Conditions for Patenting Inventions 

In accordance with the Patent Law, an invention can only be patented if it satisfies the following conditions:

A. 1) It must be new in terms of industrial technology and previously undisclosed to the public anywhere in the world, prior to the date of filing a patent application, or the priority date claimed in the application, pursuant to the provisions of the Patent Law. This includes disclosure whether in written or verbal description, or through use, or any other means which affect knowledge of the invention,

2) Disclosure of an invention to the public shall not be taken into account if it occurs within a twelve month period before the date of filing the patent application (or the date of claiming priority in the application1), and if such disclosure was a result of an act committed by the applicant, or the result of an unlawful act committed by a third party against the applicant.

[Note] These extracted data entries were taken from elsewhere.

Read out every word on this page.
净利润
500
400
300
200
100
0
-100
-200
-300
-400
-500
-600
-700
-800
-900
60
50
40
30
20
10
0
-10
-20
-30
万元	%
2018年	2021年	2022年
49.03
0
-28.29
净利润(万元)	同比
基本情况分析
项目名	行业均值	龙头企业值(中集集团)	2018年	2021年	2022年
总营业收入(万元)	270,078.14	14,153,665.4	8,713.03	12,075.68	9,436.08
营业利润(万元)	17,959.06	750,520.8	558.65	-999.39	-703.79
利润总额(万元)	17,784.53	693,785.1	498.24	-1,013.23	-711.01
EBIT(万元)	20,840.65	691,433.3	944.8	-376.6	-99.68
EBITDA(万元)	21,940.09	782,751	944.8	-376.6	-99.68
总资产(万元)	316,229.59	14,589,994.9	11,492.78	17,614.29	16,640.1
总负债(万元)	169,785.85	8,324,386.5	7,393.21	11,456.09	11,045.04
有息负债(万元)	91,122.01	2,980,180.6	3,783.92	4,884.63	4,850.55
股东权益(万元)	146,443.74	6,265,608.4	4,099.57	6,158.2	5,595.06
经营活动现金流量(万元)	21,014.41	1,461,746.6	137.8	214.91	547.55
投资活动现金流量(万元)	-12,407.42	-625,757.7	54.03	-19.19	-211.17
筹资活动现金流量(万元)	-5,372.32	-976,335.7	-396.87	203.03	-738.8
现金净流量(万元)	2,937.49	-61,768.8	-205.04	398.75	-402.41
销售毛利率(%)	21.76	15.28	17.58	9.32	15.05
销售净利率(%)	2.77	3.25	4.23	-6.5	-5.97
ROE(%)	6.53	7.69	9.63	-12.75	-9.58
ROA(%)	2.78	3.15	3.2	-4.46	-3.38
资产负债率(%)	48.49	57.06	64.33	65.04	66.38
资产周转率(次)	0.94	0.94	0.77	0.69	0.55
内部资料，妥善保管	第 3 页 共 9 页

B. It must involve an inventive step that, having regard to the prior art relevant to the patent application, it would not have been obvious to a person having ordinary skill in the prior art of the invention subject.

C. It must be applicable to an industry, including any type of agriculture, fishing, service or industry in their widest senses including handicraft.

Excluded Inventions

The Patent Law excludes the following from the list of inventions that can be patented in Jordan:

  • Inventions which, if exploited, would be contrary to public order or morality.
  • Inventions where the prevention of its commercial exploitation is necessary to protect life and health of humans, animals, or plants, or to avoid serious prejudice to the environment.
  • Scientific discoveries or theories, and mathematical methods.
  • Diagnostic, therapeutic and surgical methods for the treatment of both humans and animals.
  • Plants and animals, other than microorganisms.
  • Biological processes for the production of plants or animals, other than non-biological and microbiological processes.
  • Inventions which the owner registered outside of Jordan more than 18 months prior to the date of filing for registration in Jordan.

Granting Patents 

The Patent Law provides for a specific method by which a patent shall be granted. A patent will be granted to the inventor who can then transfer it to others. However, if the invention is a result of a joint effort, each of the related parties shall have the right to the patent jointly and equally, unless they agree otherwise. If the invention is independently made by more than one person, the right to a patent shall be granted to the person who is the first to file his application with the Registrar of Patents.

In relation to inventions created during employment, a patent will be granted to the employer if the invention is a result of an employment contract which requires the employee to carry out a particular inventive activity, unless otherwise stipulated by contract. However, if the economic value of the invention is not foreseen by the employer and employee at the time the employment contract was entered into, then the employee is entitled to fair compensation proportionate to the value of the invention. If the two parties fail to reach an agreement regarding the amount of compensation, this will be determined by the competent court.


Even though the registration of a patent may be a lengthy process at times, it often yields positive results. As such, companies that invest a lot of their money and time in the invention of new and innovative technology stand to gain much by patenting their inventions in an economy which is very fast changing.

1. Pursuant to Article 10 of the Patent Law, an applicant may claim for priority in his application should such application be submitted in a foreign country, which is a signatory to a bilateral or multilateral agreement with Jordan in relation to the protection of industrial property, within no more than twelve months prior to submitting his application in Jordan. If the Registrar grants the applicant priority, then the application date shall be regarded as the same date on which the application was filed in the foreign country as per the Paris Convention for the Protection of Industrial Property.